Dia menatap Nesya yang saat ini masih tertawa kencang. Setelah melihat keadaan dan memastikan tak ada lagi pembeli lain di sekitar mereka, Gara menundukkan kepalanya. Mensejajarkan wajahnya dengan Nesya, lalu dengan secepat kilat dia memagut bibir gadis itu. Membungkam tawa gadisnya. Sepersekian detik hingga Nesya terpaku kaget. Dia hanya bisa mematung ketika Gara mengakhiri ciuman singkat mereka, ah bukan, lebih tepatnya Gara yang memulai.

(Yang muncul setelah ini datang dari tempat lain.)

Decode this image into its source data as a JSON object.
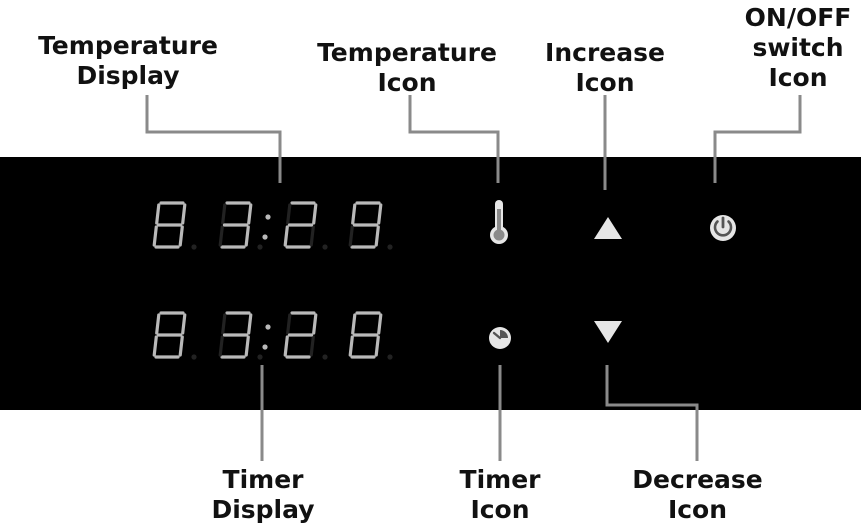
{
  "labels": {
    "temperature_display": [
      "Temperature",
      "Display"
    ],
    "temperature_icon": [
      "Temperature",
      "Icon"
    ],
    "increase_icon": [
      "Increase",
      "Icon"
    ],
    "onoff_icon": [
      "ON/OFF",
      "switch",
      "Icon"
    ],
    "timer_display": [
      "Timer",
      "Display"
    ],
    "timer_icon": [
      "Timer",
      "Icon"
    ],
    "decrease_icon": [
      "Decrease",
      "Icon"
    ]
  },
  "displays": {
    "temperature": "83:29",
    "timer": "83:28"
  },
  "icons": {
    "temperature": "thermometer-icon",
    "timer": "timer-icon",
    "increase": "triangle-up-icon",
    "decrease": "triangle-down-icon",
    "power": "power-icon"
  },
  "colors": {
    "panel": "#000000",
    "segment_on": "#b9b9b9",
    "segment_off": "#222222",
    "icon": "#e6e6e6",
    "leader_line": "#8a8a8a",
    "label_text": "#111111"
  }
}
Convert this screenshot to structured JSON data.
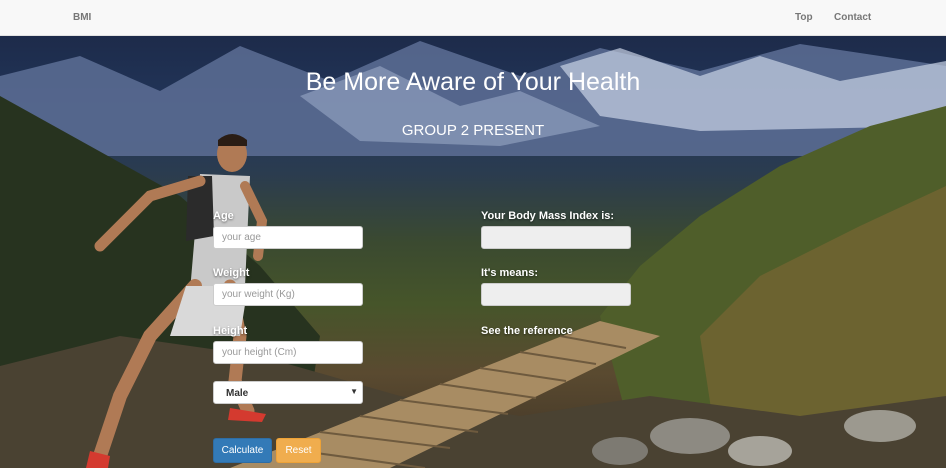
{
  "navbar": {
    "brand": "BMI",
    "links": [
      "Top",
      "Contact"
    ]
  },
  "hero": {
    "title": "Be More Aware of Your Health",
    "subtitle": "GROUP 2 PRESENT"
  },
  "form": {
    "age": {
      "label": "Age",
      "placeholder": "your age",
      "value": ""
    },
    "weight": {
      "label": "Weight",
      "placeholder": "your weight (Kg)",
      "value": ""
    },
    "height": {
      "label": "Height",
      "placeholder": "your height (Cm)",
      "value": ""
    },
    "gender": {
      "selected": "Male"
    },
    "calculate_label": "Calculate",
    "reset_label": "Reset"
  },
  "results": {
    "bmi_label": "Your Body Mass Index is:",
    "bmi_value": "",
    "meaning_label": "It's means:",
    "meaning_value": "",
    "reference_text": "See the reference"
  },
  "colors": {
    "primary": "#337ab7",
    "warning": "#f0ad4e",
    "navbar_bg": "#f8f8f8"
  }
}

"Sekali-kali mulut kamu itu harus dikasih pelajaran biar gak asal nyerocos. Tapi gak masalah sih, aku malah suka. Sering-sering aja mengulangi hal seperti tadi dan aku akan langsung menciummu" bisiknya pelan dengan seringai khas Gara. Nesya mengerjapkan matanya ketika kedua pipinya terasa panas.
Gara menahan senyum melihat Nesya yang melongo dengan mulut setengah terbuka. Ah, dia jadi ingin mengecup bibir itu lagi. Bibir rasa-rasa, menurutnya. Entah Nesya menggunakan apa pada permukaan bibirnya itu, tapi menurut Gara rasanya seperti permen buah. Hihi.
Nesya mengerucutkan bibirnya lucu. Sebal atas tindakan mendadak dari pria tampan yang saat ini mengulum senyum di hadapannya. Dia pikir dampaknya tidak besar apa? Lihat saja sekarang, bahkan kakinya lemas seolah tak bertulang akibat 'serangan' tadi.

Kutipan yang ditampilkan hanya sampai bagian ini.